Despite abundant evidence that Federal Reserve money creation and artificially low interest rates midwived the housing bubble that lay at the heart of both crises, the Fed persists in its “zero interest rate policy” (ZIRP) to this day. Although Chairman Bernanke gives lip service to a rationale of economic stimulus, it is clear that government budgetary considerations are the real motivation for this. Alas, its effect is analogous to that of alcohol on the senses of a drunk suffering from hangover. We are now experiencing a brief, temporary period of euphoria as the money created by ZIRP belatedly wends its way through our economy. When the effects of that created money take hold, however, it will be déjà vu all over again.
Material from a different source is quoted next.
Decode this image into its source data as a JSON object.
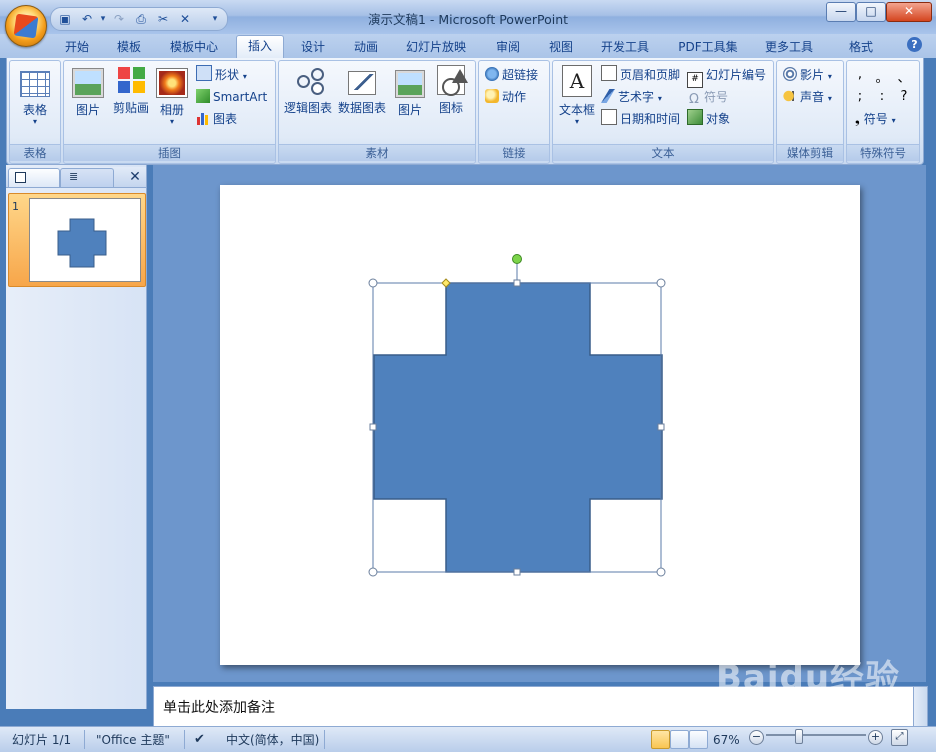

The crisis period of an Austrian business cycle occurs when investments that were feasible and desirable only because created money and low interest rates made them appear so are revealed to be unsustainable. That crisis is often triggered by a rise in interest rates, but in this case Federal Reserve policy precludes that. Still, the Fed cannot dictate economic reality merely through the use of monetary policy and interest-rate pegging. Like a suitcase that is overstuffed, pushing the contents down one place merely drives them up somewhere else.

It seems likely that the crisis-trigger is commodity- and input-price inflation. In the classical Austrian business cycle, the competition for goods drives up prices, which ultimately drives up interest rates. Higher interest rates and loss of investment funds are what kill off the unsustainable investments, and this in turn produces layoffs and unemployment. In our current variant, excessive regulation and increases in commodity and input prices play the triggering role. Both the Fed and regulators continue to force-feed investment in residential housing. This time, however, the subsequent refinancing, second mortgages and other creative tools that extended the original housing boom are nixed by new financial regulations governing housing finance. The rising input costs and lack of demand are sufficient to prevent artificial resuscitation of the housing sector.
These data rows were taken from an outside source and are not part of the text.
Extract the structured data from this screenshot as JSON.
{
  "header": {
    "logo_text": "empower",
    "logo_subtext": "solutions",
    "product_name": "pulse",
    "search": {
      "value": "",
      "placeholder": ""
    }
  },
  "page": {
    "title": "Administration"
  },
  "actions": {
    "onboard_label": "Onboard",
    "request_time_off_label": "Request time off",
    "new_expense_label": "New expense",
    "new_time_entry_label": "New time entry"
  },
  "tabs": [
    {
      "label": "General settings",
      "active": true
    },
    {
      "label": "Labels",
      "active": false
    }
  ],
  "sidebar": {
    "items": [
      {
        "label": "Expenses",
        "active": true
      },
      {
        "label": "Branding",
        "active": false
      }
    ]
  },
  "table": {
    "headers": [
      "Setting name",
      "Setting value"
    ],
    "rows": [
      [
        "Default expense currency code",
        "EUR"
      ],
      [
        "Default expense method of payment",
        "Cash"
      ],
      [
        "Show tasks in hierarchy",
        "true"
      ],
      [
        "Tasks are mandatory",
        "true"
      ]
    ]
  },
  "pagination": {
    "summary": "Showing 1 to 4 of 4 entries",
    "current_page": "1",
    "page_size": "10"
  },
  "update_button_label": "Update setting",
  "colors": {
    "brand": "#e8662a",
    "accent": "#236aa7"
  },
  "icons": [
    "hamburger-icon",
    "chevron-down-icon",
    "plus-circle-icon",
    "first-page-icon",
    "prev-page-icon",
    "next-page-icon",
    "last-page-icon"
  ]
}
Meanwhile, the spillover effects to related industries have begun again, just as they did starting in 2006 and 2007 – only via somewhat different routes. Housing hardly had a chance to re-emerge as a factor in transportation markets; consequently, the current slump in trucking has been triggered by rising costs of diesel fuel and punitive regulation by the Obama administration.

If “inflation” is triggering a return to recession, why are its effects so selective? Contrary to popular belief, inflation is seldom if ever neutral in its impact on relative prices; some prices always go up more than others and some always rise faster than others. Since every price is income to somebody, the beneficiaries of inflation realize higher incomes, which they spend, thus driving up the general level of prices. Only gradually, as the contagion of bad investments, layoffs and unemployment spreads from sector to sector, do the effects become general. We are still in the early stages, when the spending generated by beneficiaries creates employment in some sectors while the unlucky sectors – like trucking – are among the first to feel the ill effects of higher prices and costs.

How Deep Is the Ocean?

Since the depth of the recession and consequent stringency of regulation limited the height of this latest “boom,” the double-dip into recession will not be as deep as the Great Recession. At least, not unless the extreme vulnerability of banks in Europe and the U.S. produces a wave of failures and our system-wide financial insolvency is exposed to the world. In that case, all bets are off.
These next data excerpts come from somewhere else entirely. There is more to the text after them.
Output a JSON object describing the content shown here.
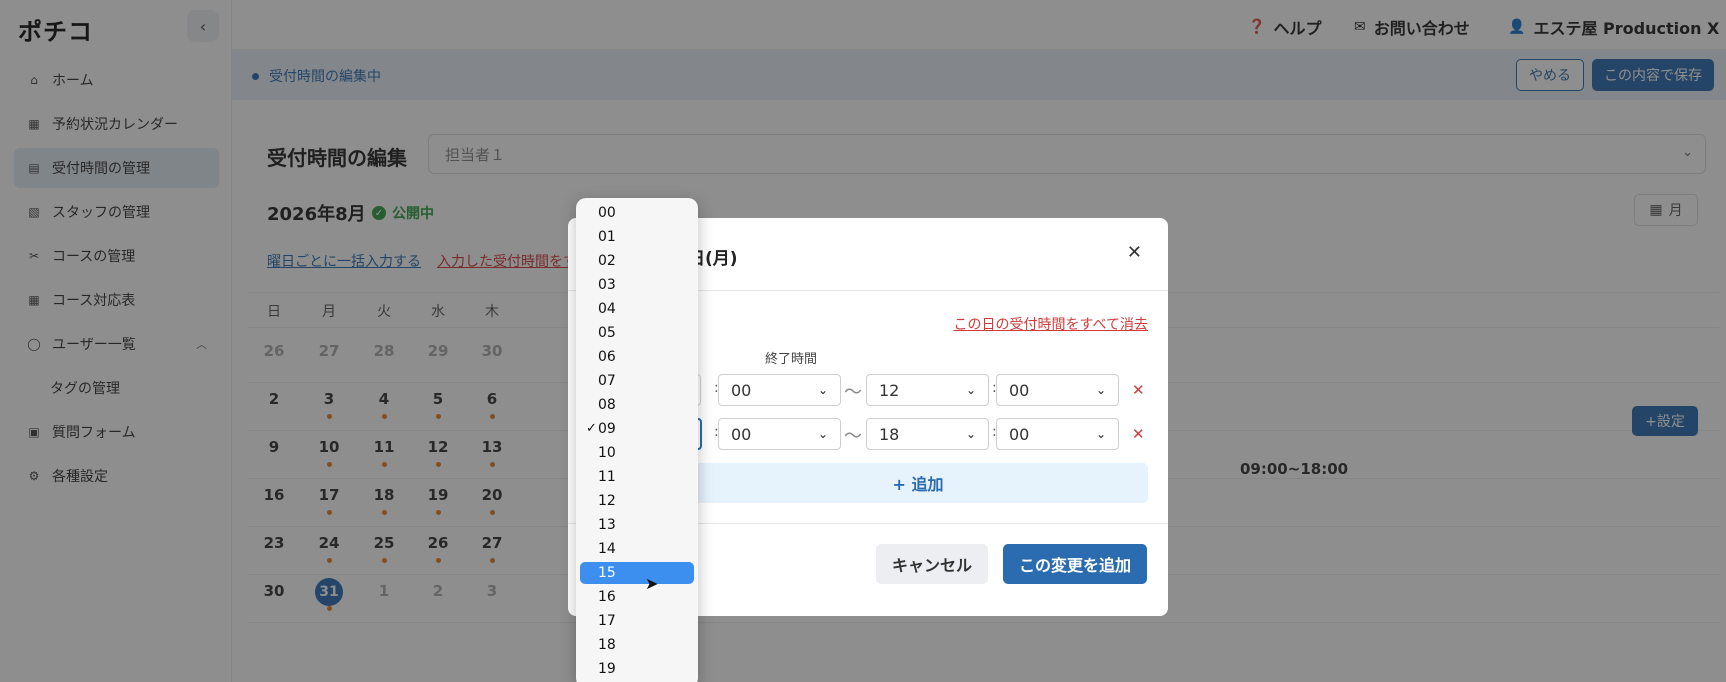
{
  "app": {
    "logo": "ポチコ",
    "collapse_icon": "chevron-left-icon"
  },
  "sidebar": {
    "items": [
      {
        "icon": "home-icon",
        "glyph": "⌂",
        "label": "ホーム"
      },
      {
        "icon": "calendar-icon",
        "glyph": "▦",
        "label": "予約状況カレンダー"
      },
      {
        "icon": "calendar-clock-icon",
        "glyph": "▤",
        "label": "受付時間の管理",
        "active": true
      },
      {
        "icon": "calendar-staff-icon",
        "glyph": "▧",
        "label": "スタッフの管理"
      },
      {
        "icon": "scissors-icon",
        "glyph": "✂",
        "label": "コースの管理"
      },
      {
        "icon": "grid-icon",
        "glyph": "▦",
        "label": "コース対応表"
      },
      {
        "icon": "user-icon",
        "glyph": "◯",
        "label": "ユーザー一覧",
        "expanded": true
      },
      {
        "icon": "",
        "glyph": "",
        "label": "タグの管理",
        "sub": true
      },
      {
        "icon": "form-icon",
        "glyph": "▣",
        "label": "質問フォーム"
      },
      {
        "icon": "gear-icon",
        "glyph": "⚙",
        "label": "各種設定"
      }
    ]
  },
  "header": {
    "help": "ヘルプ",
    "contact": "お問い合わせ",
    "account": "エステ屋 Production X"
  },
  "editbar": {
    "status": "受付時間の編集中",
    "cancel": "やめる",
    "save": "この内容で保存"
  },
  "main": {
    "title": "受付時間の編集",
    "staff_placeholder": "担当者１",
    "month": "2026年8月",
    "publish_status": "公開中",
    "view_toggle": "月",
    "link_bulk": "曜日ごとに一括入力する",
    "link_clear": "入力した受付時間をすべて消去",
    "set_button": "+設定",
    "time_summary": "09:00~18:00"
  },
  "calendar": {
    "weekdays": [
      "日",
      "月",
      "火",
      "水",
      "木"
    ],
    "weeks": [
      [
        {
          "d": "26",
          "m": true
        },
        {
          "d": "27",
          "m": true
        },
        {
          "d": "28",
          "m": true
        },
        {
          "d": "29",
          "m": true
        },
        {
          "d": "30",
          "m": true
        }
      ],
      [
        {
          "d": "2"
        },
        {
          "d": "3",
          "dot": true
        },
        {
          "d": "4",
          "dot": true
        },
        {
          "d": "5",
          "dot": true
        },
        {
          "d": "6",
          "dot": true
        }
      ],
      [
        {
          "d": "9"
        },
        {
          "d": "10",
          "dot": true
        },
        {
          "d": "11",
          "dot": true
        },
        {
          "d": "12",
          "dot": true
        },
        {
          "d": "13",
          "dot": true
        }
      ],
      [
        {
          "d": "16"
        },
        {
          "d": "17",
          "dot": true
        },
        {
          "d": "18",
          "dot": true
        },
        {
          "d": "19",
          "dot": true
        },
        {
          "d": "20",
          "dot": true
        }
      ],
      [
        {
          "d": "23"
        },
        {
          "d": "24",
          "dot": true
        },
        {
          "d": "25",
          "dot": true
        },
        {
          "d": "26",
          "dot": true
        },
        {
          "d": "27",
          "dot": true
        }
      ],
      [
        {
          "d": "30"
        },
        {
          "d": "31",
          "dot": true,
          "today": true
        },
        {
          "d": "1",
          "m": true
        },
        {
          "d": "2",
          "m": true
        },
        {
          "d": "3",
          "m": true
        }
      ]
    ]
  },
  "modal": {
    "title_suffix": "日(月)",
    "clear_day": "この日の受付時間をすべて消去",
    "end_label": "終了時間",
    "rows": [
      {
        "start_min": "00",
        "end_hour": "12",
        "end_min": "00"
      },
      {
        "start_min": "00",
        "end_hour": "18",
        "end_min": "00"
      }
    ],
    "tilde": "〜",
    "add_row": "+ 追加",
    "cancel": "キャンセル",
    "confirm": "この変更を追加"
  },
  "dropdown": {
    "options": [
      "00",
      "01",
      "02",
      "03",
      "04",
      "05",
      "06",
      "07",
      "08",
      "09",
      "10",
      "11",
      "12",
      "13",
      "14",
      "15",
      "16",
      "17",
      "18",
      "19"
    ],
    "selected": "09",
    "hovered": "15"
  },
  "colors": {
    "primary": "#2b6cb0",
    "danger": "#d23b3b",
    "success": "#2f9e44",
    "highlight": "#3d8fef",
    "dot": "#e67e22"
  }
}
Although the next recession may not be deep, the determination of the monetary authorities to preserve ZIRP will keep it long. Political factors – the necessity for government always to appear busy, even when its actions are in fact counterproductive, plus the necessity to restrain interest payments on debt from devouring the federal budget – make it impossible for politicians to follow a prudent economic policy.

Can it really be that all this follows from the divergence of trucking from the path followed by most other real economic sectors? As the saying goes, great oaks – and oafs – from little acorns grow.